Understanding Markov Chains: Lecture Notes

18 minute read

Published: March 07, 2025

This a blog post which covers basics of Markov Chain and how it shapes our daily life and modern machine learining.

Markov Chain
1.1. Motivation k
1.2. Definition
1.3. Discrete-Time Markov Chain (DTMC)
– 1.3.1. Definition (DTMC taking Finitely Many Values)
– 1.3.2. Alternate Viewpoint of DTMC
Examples of Discrete-Time Markov Chains
2.1. Snake and Ladder Game
2.2. Random Walk
Transition Probability Matrix
3.1. Properties of Transition Probability Matrices
3.2. Interpretation of TPM Rows
n-Step Transition Probabilities
4.1. Definition
4.2. Matrix Powers
4.3. Example
Time-Homogeneous Markov Chains
Chapman-Kolmogorov Equation 6.1. Example: Computing Multi-Step Transitions

1. Markov Chain

1.1 Motivation

In probability theory, an independent and identically distributed (iid) process is defined as a sequence of random variables that are mutually independent and share the same probability distribution. However, many real-world processes exhibit some form of dependence between observations. In these cases, the Markov chain offers a natural, preliminary model for capturing such dependencies. By assuming that the future state depends solely on the present state (and not on the sequence of past states), a Markov chain provides a fundamental framework to model and analyze the first level of dependency in a stochastic process. They are instrumental in addressing a variety of complex problems, such as:

Card Shuffling: Determining how many shuffles are required to sufficiently randomize a deck of cards.
Queue Dynamics: Estimating the probability that a queue’s buffer will overflow, given random arrival and service times.
Web Page Popularity: Analyzing the structure of hyperlinks between web pages to infer their relative importance or popularity, which is a key concept behind algorithms such as PageRank.

1.2 Definition

Given a probability space $(\Omega, \mathcal{F}, \mathbb{P})$:

Definition (Markov Chain): A stochastic process ${X_{t}:t\in\mathcal{T}}$ is called a Markov chain if for every $t\in\mathcal{T}$, the past and future are conditionally independent given the present. i.e., for any $m,n\in\mathbb{N},$ $(X_{s}:s<t) \perp (X_{s}:s>t) | X_{t}.$ This means for any $s_{1}<\cdot\cdot\cdot<s_{m}<t, t<t_{1}<\cdot\cdot\cdot<t_{n}, x_{1},…,x_{m}\in\mathbb{R}, y_{1},…,y_{n}\in\mathbb{R},$ and $x\in\mathbb{R}.$ $\mathbb{P}(X_{s_{1}}\le x_{1},...,X_{s_{m}}\le x_{m}, X_{t}\le x, X_{t_{1}}\le y_{1},...,X_{t_{n}}\le y_{n})$ $= \mathbb{P}(X_{s_{1}}\le x_{1},...,X_{s_{m}}\le x_{m}, X_{t}\le x) \cdot \mathbb{P}(X_{t_{1}}\le y_{1},...,X_{t_{n}}\le y_{n}|X_{t}=x).$ In words, the future state depends solely on the present state and not on the sequence of past states.
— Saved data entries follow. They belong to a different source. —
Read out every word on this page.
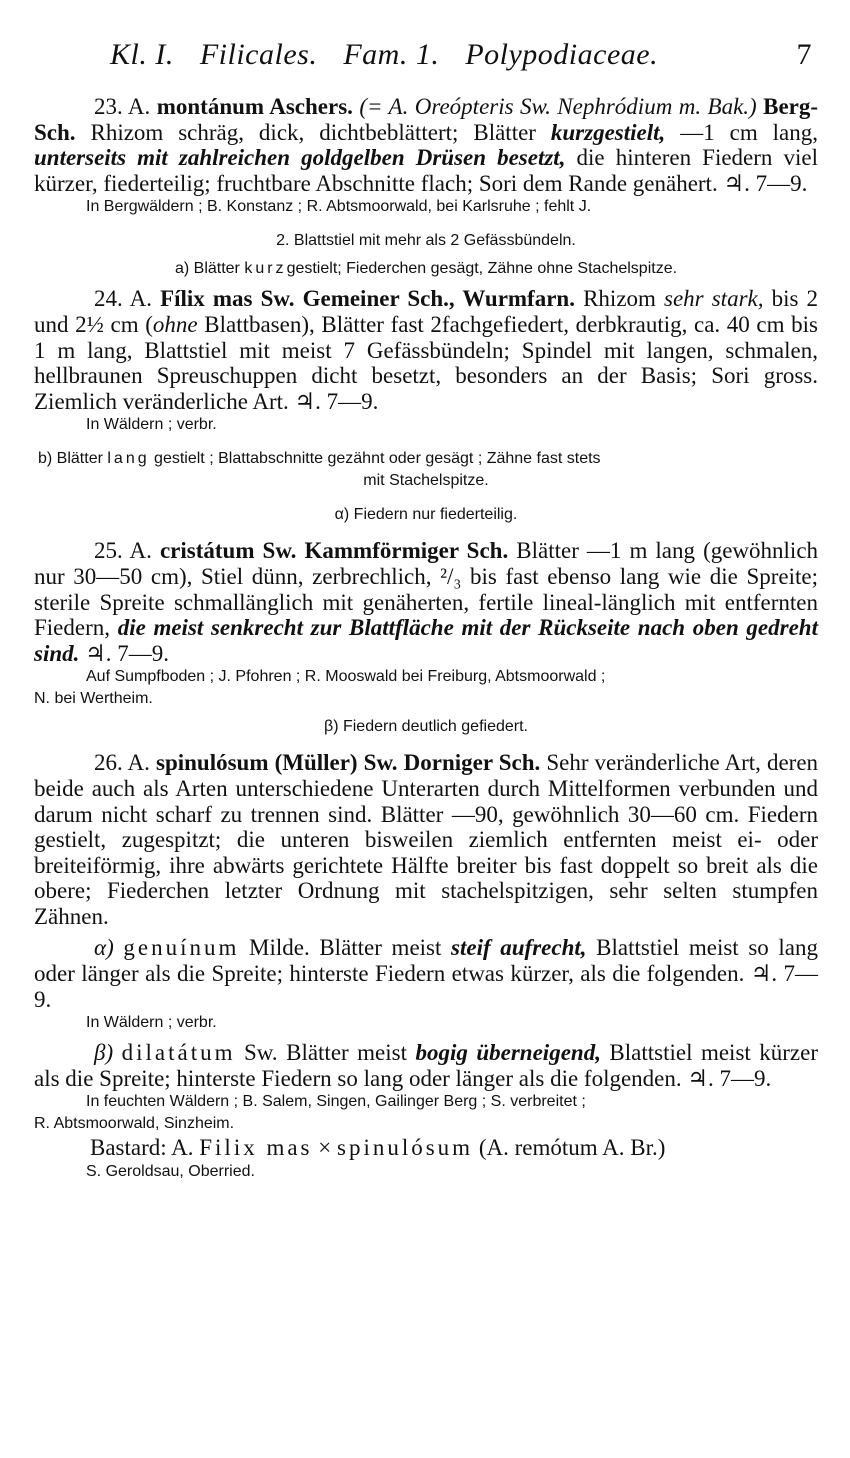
Kl. I. Filicales. Fam. 1. Polypodiaceae.	7

23. A. montánum Aschers. (= A. Oreópteris Sw. Nephródium m. Bak.) Berg-Sch. Rhizom schräg, dick, dichtbeblättert; Blätter kurzgestielt, —1 cm lang, unterseits mit zahlreichen goldgelben Drüsen besetzt, die hinteren Fiedern viel kürzer, fiederteilig; fruchtbare Abschnitte flach; Sori dem Rande genähert. ♃. 7—9.

In Bergwäldern ; B. Konstanz ; R. Abtsmoorwald, bei Karlsruhe ; fehlt J.

2. Blattstiel mit mehr als 2 Gefässbündeln.

a) Blätter kurzgestielt; Fiederchen gesägt, Zähne ohne Stachelspitze.

24. A. Fílix mas Sw. Gemeiner Sch., Wurmfarn. Rhizom sehr stark, bis 2 und 2½ cm (ohne Blattbasen), Blätter fast 2fachgefiedert, derbkrautig, ca. 40 cm bis 1 m lang, Blattstiel mit meist 7 Gefässbündeln; Spindel mit langen, schmalen, hellbraunen Spreuschuppen dicht besetzt, besonders an der Basis; Sori gross. Ziemlich veränderliche Art. ♃. 7—9.

In Wäldern ; verbr.

b) Blätter lang gestielt ; Blattabschnitte gezähnt oder gesägt ; Zähne fast stets

mit Stachelspitze.

α) Fiedern nur fiederteilig.

25. A. cristátum Sw. Kammförmiger Sch. Blätter —1 m lang (gewöhnlich nur 30—50 cm), Stiel dünn, zerbrechlich, ²/₃ bis fast ebenso lang wie die Spreite; sterile Spreite schmallänglich mit genäherten, fertile lineal-länglich mit entfernten Fiedern, die meist senkrecht zur Blattfläche mit der Rückseite nach oben gedreht sind. ♃. 7—9.

Auf Sumpfboden ; J. Pfohren ; R. Mooswald bei Freiburg, Abtsmoorwald ;

N. bei Wertheim.

β) Fiedern deutlich gefiedert.

26. A. spinulósum (Müller) Sw. Dorniger Sch. Sehr veränderliche Art, deren beide auch als Arten unterschiedene Unterarten durch Mittelformen verbunden und darum nicht scharf zu trennen sind. Blätter —90, gewöhnlich 30—60 cm. Fiedern gestielt, zugespitzt; die unteren bisweilen ziemlich entfernten meist ei- oder breiteiförmig, ihre abwärts gerichtete Hälfte breiter bis fast doppelt so breit als die obere; Fiederchen letzter Ordnung mit stachelspitzigen, sehr selten stumpfen Zähnen.

α) genuínum Milde. Blätter meist steif aufrecht, Blattstiel meist so lang oder länger als die Spreite; hinterste Fiedern etwas kürzer, als die folgenden. ♃. 7—9.

In Wäldern ; verbr.

β) dilatátum Sw. Blätter meist bogig überneigend, Blattstiel meist kürzer als die Spreite; hinterste Fiedern so lang oder länger als die folgenden. ♃. 7—9.

In feuchten Wäldern ; B. Salem, Singen, Gailinger Berg ; S. verbreitet ;

R. Abtsmoorwald, Sinzheim.

Bastard: A. Filix mas × spinulósum (A. remótum A. Br.)

S. Geroldsau, Oberried.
1.3 Discrete-Time Markov Chain (DTMC)

A discrete-time stochastic process is a sequence of random variables ${X_{n}:n\ge1}$ indexed by nonnegative integers. The set of possible values that each $X_{n}$ can take is called the state space, denoted by S, which is assumed to be discrete (for example, $\mathbb{Z}$ or a finite set). A discrete-time Markov chain (DTMC) is a discrete-time stochastic process ${X_{n}:n\ge1}$ taking values in S that satisfies the Markov property. i.e, for any $ n\in\mathbb{N} $ $(X_{1},...,X_{n-1}) \perp (X_{n+1},X_{n+2},...) | X_{n}$ Now if the state space S is finite we call this DTMC taking Finitely Many Values.

1.3.1 Definition (DTMC taking Finitely Many Values)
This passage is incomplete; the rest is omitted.